Finge as suas caras nas poças interiores.
O actor pôe e tira a cabeça
de búfalo.
De veado.
De rinoceronte.
Põe flores nos cornos.
Ninguém ama tão desalmadamente
como o actor.
O actor acende os pés e as mãos.
Fala devagar.
Parece que se difunde aos bocados.
Bocado estrela.
Bocado janela para fora.
Outro bocado gruta para dentro.
O actor toma as coisas para deitar fogo
ao pequeno talento humano.
O actor estala como sal queimado.
O que rutila, o que arde destacadamente
na noite, é o actor, com
uma voz pura monotonamente batida
pela solidão universal.
O espantoso actor que tira e coloca
e retira
o adjectivo da coisa, a subtileza
da forma,
e precipita a verdade.
De um lado extrai a maçã com sua
divagação de maçã.
Fabrica peixes mergulhados na própria
labareda de peixes.
Porque o actor está como a maçã.
O actor é um peixe.
Sorri assim o actor contra a face de Deus.
Ornamenta Deus com simplicidades silvestres.
O actor que subtrai Deus de Deus, e
dá velocidade aos lugares aéreos.
Porque o actor é uma astronave que atravessa
a distância de Deus.
Embrulha. Desvela.
O actor diz uma palavra inaudível.
Reduz a humidade e o calor da terra
à confusão dessa palavra.
Recita o livro. Amplifica o livro.
O actor acende o livro.
Levita pelos campos como a dura água do dia.
O actor é tremendo.
Ninguém ama tão rebarbativamente como o actor.
Como a unidade do actor.
O actor é um advérbio que ramificou
de um substantivo.
E o substantivo retorna e gira,
e o actor é um adjectivo.
É um nome que provém ultimamente
do Nome.
Nome que se murmura em si, e agita,
e enlouquece.
O actor é o grande Nome cheio de holofotes.
O nome que cega.
Que sangra.
Que é o sangue.
Assim o actor levanta o corpo,
enche o corpo com melodia.
Corpo que treme de melodia.
Ninguém ama tão corporalmente como o actor.
Como o corpo do actor.
Porque o talento é transformação.
O actor transforma a própria acção
da transformação.
Solidifica-se. Gaseifica-se. Complica-se.

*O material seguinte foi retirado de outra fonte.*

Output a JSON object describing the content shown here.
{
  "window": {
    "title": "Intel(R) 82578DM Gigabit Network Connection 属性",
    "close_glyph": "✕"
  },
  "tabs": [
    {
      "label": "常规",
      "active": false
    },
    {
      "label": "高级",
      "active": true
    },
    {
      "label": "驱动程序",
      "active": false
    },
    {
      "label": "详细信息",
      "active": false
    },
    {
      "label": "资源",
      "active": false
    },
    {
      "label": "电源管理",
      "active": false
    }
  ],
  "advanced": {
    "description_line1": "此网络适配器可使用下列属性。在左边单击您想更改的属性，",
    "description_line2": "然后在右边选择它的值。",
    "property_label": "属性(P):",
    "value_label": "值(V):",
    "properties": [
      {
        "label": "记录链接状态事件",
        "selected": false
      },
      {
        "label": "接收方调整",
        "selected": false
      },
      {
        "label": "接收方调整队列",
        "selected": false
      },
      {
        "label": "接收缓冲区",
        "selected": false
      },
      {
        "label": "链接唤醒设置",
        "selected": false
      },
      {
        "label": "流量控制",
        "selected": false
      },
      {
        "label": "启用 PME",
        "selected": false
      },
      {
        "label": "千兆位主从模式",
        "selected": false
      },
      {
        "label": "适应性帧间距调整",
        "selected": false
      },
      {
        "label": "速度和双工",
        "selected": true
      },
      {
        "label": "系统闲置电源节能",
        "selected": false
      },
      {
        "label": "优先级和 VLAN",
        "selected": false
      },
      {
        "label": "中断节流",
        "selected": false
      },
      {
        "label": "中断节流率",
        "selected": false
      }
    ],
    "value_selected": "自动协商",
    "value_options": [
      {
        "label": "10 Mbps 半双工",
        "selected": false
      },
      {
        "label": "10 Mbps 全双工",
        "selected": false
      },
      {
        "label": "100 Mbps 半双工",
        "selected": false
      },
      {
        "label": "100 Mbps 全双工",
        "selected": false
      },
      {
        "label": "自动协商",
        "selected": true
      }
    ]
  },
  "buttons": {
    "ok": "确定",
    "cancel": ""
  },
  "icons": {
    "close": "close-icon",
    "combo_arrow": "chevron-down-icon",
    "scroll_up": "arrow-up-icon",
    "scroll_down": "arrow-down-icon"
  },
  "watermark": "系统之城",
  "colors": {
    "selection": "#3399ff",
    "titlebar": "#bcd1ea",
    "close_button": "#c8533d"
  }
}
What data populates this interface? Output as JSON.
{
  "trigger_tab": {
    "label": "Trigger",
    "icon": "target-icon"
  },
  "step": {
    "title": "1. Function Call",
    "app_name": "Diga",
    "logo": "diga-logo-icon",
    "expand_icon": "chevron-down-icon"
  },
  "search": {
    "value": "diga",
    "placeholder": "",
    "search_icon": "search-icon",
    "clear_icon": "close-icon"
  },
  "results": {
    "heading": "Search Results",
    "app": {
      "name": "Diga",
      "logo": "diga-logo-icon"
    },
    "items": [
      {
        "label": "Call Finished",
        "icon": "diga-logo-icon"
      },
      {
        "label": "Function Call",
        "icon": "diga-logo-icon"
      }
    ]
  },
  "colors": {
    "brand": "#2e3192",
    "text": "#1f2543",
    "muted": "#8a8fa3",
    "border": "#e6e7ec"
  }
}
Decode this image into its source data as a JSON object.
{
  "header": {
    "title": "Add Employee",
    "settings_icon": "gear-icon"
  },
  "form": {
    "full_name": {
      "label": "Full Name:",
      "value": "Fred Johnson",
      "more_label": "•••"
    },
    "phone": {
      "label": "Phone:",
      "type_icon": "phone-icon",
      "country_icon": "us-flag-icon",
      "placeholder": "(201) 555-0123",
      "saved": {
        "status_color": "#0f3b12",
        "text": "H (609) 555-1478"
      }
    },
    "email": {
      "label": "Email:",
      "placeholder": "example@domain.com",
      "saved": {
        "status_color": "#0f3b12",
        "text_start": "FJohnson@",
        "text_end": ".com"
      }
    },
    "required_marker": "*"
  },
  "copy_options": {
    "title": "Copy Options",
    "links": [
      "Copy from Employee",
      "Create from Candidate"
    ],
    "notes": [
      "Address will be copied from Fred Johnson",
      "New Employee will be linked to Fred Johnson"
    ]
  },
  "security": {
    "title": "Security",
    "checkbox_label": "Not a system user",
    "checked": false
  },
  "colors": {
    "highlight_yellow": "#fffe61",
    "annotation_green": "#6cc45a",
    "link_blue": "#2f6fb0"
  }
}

O actor cresce no seu acto.
Faz crescer o acto.
O actor actifica-se.
É enorme o actor com sua ossada de base,
com suas tantas janelas,
as ruas -
o actor com a emotiva publicidade.
Ninguém ama tão publicamente como o actor.
Como o secreto actor.
Em estado de graça. Em compacto
estado de pureza.
O actor ama em acção de estrela.
Acção de mímica.
O actor é um tenebroso recolhimento
de onde brota a pantomina.
O actor vê aparecer a manhã sobre a cama.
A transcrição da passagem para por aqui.